La storia di Pablo Escobar raccontata dalla serie Netflix ha un che di letterario, un tocco di realismo magico che permette di mettere in scena una storia tanto bella quanto sanguinosa, con i capitoli che scorrono veloci mentre le pagine vengono consumate voracemente.
Ma è costante il richiamo alla realtà: le foto e i video dell’epoca sono messe lì a testimoniare come questa storia non sia il frutto della fantasia di un fervido autore, quanto di un efferato assassino. Sembra impossibile, ma è tutto successo per davvero.
In questa seconda stagione è braccato, sempre in fuga, eppure non smette mai di sognare di diventare, proprio lui che ha messo una bomba su un aereo, presidente della repubblica colombiana.
Talmente ipocrita da chiamare la stessa polizia che lo ha incarcerato quando ne ha bisogno per difendere la sua famiglia. Talmente potente da bruciare soldi solo per riscaldare sua moglie e i suoi figli, le uniche persone al mondo cui veramente tiene.
Un uomo-contraddizione: un santo per il popolo che dallo Stato non aveva mai ricevuto niente, un diavolo per quello stesso Stato che si è abbassato al suo livello di assassino.
Narcos racconta e denuncia il male
È ben più di tutto questo: racconta e denuncia il male commesso in Colombia, ma che in realtà è accaduto e può ancora accadere ovunque.

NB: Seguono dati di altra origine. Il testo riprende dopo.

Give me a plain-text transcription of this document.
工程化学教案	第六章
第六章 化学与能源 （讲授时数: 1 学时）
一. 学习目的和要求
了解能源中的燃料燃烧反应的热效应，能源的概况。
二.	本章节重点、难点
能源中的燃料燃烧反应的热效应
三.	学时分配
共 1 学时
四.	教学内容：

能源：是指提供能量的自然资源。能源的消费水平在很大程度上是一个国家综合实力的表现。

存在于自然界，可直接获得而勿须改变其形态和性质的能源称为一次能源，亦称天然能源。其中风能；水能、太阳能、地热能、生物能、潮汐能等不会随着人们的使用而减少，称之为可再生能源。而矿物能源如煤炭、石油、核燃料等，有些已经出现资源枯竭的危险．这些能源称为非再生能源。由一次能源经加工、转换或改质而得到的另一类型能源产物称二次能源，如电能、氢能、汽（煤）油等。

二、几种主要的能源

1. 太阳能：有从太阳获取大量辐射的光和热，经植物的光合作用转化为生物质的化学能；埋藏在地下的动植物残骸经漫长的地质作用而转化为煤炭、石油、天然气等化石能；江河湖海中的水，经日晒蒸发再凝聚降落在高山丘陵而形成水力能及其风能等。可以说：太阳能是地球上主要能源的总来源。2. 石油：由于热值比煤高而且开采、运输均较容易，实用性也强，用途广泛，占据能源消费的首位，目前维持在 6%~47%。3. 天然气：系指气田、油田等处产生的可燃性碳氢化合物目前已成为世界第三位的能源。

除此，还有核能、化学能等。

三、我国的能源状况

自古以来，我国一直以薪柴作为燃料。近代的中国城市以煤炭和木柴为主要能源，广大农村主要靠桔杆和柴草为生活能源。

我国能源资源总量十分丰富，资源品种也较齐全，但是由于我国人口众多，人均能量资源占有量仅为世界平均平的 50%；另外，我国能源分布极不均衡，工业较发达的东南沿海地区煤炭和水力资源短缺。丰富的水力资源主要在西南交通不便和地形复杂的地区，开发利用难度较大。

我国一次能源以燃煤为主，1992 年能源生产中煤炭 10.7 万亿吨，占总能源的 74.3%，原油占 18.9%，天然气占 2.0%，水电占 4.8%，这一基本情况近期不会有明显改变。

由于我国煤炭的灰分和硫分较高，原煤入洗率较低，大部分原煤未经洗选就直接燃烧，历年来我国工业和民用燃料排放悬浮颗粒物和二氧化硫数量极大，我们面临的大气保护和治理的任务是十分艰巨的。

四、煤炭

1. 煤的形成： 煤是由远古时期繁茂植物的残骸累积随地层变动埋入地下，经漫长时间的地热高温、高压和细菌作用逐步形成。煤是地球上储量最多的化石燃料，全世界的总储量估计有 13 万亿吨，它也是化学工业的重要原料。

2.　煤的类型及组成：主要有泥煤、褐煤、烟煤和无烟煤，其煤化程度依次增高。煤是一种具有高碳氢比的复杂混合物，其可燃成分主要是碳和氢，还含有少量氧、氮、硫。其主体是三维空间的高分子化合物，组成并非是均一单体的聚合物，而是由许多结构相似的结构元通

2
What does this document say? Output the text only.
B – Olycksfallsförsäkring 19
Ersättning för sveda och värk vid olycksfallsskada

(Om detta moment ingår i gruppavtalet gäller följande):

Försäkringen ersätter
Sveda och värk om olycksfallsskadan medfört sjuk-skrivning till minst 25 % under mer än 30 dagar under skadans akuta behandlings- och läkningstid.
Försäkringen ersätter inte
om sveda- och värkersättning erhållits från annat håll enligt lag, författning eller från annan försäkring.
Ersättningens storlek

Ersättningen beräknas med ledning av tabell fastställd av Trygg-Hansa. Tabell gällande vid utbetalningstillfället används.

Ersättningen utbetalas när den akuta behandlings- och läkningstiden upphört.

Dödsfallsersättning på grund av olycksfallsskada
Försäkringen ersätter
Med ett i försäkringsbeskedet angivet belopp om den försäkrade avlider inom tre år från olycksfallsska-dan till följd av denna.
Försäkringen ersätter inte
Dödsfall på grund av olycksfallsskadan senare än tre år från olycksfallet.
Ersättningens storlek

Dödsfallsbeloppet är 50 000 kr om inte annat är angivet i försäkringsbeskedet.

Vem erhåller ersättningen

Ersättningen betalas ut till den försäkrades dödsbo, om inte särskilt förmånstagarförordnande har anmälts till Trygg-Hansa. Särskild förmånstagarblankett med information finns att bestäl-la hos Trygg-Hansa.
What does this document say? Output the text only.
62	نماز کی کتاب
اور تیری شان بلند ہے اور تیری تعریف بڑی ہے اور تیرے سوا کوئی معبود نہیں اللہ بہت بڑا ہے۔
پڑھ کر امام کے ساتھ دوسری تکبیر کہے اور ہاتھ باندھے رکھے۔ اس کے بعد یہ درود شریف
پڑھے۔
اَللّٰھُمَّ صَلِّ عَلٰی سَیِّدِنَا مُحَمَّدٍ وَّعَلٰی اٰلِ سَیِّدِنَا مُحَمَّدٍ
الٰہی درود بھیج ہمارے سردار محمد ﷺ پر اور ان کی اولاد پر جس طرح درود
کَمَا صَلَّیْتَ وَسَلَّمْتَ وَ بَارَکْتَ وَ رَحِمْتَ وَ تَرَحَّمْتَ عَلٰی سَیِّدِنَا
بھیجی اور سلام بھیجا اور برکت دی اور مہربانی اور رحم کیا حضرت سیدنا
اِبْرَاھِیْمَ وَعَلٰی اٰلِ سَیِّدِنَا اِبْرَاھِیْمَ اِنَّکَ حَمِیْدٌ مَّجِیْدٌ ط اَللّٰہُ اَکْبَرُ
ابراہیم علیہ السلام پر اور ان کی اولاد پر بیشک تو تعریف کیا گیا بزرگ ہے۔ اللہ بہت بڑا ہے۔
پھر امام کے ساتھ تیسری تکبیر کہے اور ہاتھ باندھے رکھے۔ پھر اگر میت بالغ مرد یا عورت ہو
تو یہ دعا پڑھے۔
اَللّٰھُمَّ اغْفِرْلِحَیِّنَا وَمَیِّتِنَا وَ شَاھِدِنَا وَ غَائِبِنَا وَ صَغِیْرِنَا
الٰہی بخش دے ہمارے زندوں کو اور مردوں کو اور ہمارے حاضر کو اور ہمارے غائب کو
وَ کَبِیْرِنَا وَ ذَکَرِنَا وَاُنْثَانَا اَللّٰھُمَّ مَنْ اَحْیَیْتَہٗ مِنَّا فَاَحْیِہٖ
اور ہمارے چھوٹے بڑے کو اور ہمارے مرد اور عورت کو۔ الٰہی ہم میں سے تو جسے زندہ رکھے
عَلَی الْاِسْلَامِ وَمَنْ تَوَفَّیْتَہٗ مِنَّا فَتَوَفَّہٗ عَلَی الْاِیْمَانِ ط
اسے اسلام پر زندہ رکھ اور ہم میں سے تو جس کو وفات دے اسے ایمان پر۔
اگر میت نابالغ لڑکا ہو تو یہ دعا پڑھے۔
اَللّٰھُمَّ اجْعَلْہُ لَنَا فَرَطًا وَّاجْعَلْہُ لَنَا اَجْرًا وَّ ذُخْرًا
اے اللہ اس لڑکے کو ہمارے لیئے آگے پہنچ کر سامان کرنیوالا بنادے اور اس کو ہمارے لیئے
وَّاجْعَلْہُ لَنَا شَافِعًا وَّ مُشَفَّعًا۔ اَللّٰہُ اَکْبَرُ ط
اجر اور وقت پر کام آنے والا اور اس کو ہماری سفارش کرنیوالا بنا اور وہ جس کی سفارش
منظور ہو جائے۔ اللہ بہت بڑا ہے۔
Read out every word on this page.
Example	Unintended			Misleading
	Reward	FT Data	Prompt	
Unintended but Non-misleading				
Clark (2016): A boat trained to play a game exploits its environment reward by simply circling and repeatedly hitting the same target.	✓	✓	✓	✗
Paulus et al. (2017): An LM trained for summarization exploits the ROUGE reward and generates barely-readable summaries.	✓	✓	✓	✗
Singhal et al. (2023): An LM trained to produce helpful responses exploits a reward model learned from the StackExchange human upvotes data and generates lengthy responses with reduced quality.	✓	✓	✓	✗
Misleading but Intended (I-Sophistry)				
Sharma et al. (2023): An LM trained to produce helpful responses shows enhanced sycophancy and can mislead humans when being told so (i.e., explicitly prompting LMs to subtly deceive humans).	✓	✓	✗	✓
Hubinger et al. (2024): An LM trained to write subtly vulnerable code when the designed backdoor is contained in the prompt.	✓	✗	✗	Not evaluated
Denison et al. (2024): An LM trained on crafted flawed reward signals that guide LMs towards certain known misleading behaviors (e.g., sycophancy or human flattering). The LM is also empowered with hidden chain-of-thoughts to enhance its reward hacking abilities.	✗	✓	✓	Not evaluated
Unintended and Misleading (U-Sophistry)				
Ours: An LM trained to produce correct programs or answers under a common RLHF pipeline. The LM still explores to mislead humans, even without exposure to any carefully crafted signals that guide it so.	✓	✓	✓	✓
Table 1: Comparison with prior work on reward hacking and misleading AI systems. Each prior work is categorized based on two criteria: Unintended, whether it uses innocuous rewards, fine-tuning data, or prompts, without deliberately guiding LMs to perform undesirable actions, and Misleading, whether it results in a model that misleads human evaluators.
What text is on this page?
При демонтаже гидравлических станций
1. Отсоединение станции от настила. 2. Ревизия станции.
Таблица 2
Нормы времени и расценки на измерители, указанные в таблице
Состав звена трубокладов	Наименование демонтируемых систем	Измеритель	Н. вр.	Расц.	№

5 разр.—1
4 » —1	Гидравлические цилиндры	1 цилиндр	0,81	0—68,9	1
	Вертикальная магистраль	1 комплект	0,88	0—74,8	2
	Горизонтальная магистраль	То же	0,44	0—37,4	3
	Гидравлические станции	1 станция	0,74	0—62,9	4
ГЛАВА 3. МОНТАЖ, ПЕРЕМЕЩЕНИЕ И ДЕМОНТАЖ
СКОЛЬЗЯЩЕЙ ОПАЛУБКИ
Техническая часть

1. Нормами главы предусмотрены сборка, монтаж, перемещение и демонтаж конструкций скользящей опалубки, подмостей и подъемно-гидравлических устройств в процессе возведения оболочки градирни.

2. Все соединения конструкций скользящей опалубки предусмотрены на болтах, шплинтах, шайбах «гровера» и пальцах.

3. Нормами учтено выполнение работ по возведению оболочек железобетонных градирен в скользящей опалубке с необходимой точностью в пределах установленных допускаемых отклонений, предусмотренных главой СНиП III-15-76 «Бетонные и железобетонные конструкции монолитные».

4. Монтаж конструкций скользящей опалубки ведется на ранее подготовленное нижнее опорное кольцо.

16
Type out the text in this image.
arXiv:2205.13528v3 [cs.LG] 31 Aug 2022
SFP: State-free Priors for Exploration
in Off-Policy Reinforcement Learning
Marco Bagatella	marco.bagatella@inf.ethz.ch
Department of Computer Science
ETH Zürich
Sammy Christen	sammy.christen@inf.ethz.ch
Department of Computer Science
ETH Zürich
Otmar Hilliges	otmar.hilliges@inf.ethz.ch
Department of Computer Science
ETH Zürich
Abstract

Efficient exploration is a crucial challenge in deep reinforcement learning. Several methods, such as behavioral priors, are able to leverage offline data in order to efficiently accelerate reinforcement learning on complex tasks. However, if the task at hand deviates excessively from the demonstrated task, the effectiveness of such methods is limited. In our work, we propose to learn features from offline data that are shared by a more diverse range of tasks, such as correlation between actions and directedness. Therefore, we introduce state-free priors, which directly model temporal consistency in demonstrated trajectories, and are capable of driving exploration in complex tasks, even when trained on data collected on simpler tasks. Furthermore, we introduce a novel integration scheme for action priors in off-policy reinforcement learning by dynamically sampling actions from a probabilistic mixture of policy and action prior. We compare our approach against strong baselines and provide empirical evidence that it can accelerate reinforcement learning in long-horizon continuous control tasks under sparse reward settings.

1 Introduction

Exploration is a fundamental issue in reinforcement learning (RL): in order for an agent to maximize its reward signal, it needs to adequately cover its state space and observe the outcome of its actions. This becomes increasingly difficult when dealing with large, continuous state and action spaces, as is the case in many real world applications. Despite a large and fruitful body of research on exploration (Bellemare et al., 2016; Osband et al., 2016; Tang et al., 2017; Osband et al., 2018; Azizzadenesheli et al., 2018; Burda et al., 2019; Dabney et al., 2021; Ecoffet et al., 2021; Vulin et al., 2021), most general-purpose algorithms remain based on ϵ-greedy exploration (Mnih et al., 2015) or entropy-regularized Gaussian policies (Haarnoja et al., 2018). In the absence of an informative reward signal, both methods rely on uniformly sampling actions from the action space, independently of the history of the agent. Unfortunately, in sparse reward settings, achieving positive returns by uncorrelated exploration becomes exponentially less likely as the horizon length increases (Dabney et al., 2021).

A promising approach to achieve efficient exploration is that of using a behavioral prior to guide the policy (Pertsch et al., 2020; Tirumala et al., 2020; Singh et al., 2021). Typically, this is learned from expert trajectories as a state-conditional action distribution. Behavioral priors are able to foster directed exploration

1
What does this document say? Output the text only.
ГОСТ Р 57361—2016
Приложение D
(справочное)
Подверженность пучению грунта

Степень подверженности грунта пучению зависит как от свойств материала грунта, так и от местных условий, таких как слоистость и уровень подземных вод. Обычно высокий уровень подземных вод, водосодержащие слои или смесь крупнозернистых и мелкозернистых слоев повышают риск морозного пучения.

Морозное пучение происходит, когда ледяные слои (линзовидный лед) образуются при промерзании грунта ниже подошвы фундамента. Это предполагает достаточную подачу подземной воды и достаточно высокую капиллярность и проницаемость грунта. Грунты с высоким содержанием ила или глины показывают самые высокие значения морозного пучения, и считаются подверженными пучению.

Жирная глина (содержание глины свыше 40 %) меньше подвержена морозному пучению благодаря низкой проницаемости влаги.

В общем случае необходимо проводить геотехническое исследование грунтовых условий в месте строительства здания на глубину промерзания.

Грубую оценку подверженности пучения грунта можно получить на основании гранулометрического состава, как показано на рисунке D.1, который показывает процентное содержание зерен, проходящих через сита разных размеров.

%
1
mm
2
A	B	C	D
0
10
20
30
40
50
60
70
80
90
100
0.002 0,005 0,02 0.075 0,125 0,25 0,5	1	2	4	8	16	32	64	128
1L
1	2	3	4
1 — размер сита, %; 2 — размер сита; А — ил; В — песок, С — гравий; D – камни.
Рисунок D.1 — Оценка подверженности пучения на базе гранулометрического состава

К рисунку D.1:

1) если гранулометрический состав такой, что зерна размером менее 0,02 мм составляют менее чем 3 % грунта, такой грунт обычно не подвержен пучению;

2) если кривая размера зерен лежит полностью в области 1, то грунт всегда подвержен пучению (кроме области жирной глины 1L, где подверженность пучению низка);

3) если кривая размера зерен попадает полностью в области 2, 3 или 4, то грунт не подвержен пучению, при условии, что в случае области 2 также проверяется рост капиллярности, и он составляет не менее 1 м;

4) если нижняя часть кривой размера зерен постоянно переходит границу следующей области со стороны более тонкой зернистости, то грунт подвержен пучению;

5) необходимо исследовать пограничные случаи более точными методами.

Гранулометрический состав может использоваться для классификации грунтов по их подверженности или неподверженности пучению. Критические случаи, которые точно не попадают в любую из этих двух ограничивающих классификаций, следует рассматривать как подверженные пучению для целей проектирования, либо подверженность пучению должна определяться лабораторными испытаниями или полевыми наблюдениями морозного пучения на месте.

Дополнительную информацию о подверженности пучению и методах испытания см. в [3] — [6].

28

Non è una semplice lotta tra bene e male: la durezza del racconto, anzi della storia, disorienta a tal punto da non riuscire più a distinguerli. Per riuscire a catturare un mostro, tutti quanti, a partire dal presidente Gaviria fino al magazziniere del Search Bloc, passando per Steve Murphy, sono diventati mostri. Per non parlare della CIA che aiuta i Los Pepes, macellai più che assassini. E così, il corpo di Escobar diventa un trofeo su cui banchettare.
Il patron è caduto: destino che tocca inevitabilmente a tutti coloro che vogliono sostituirsi allo Stato (Gomorra docet).
Tutto questo e tanto altro Narcos lo denuncia senza dirlo, un po’ come facevano i veristi. Ad esempio negli ultimi minuti, quando la madre di Pablo affranta elenca tutti i pregi del suo figliolo, tutte le opere di bene che ha compiuto. Mentre però scorrono le immagini dei centinaia di cadaveri che Escobar si è lasciato dietro.
Si può proseguire su alti livelli: c’è il rischio di fare cilecca, certo, ma forse bisogna capire che non sarà necessaria la presenza di una figura “grande” tanto quanto quella di Escobar, ma bisognerà non intaccare il modo in cui Narcos racconta e denuncia. Cambierà il cosa, non il come: e questo ci basta.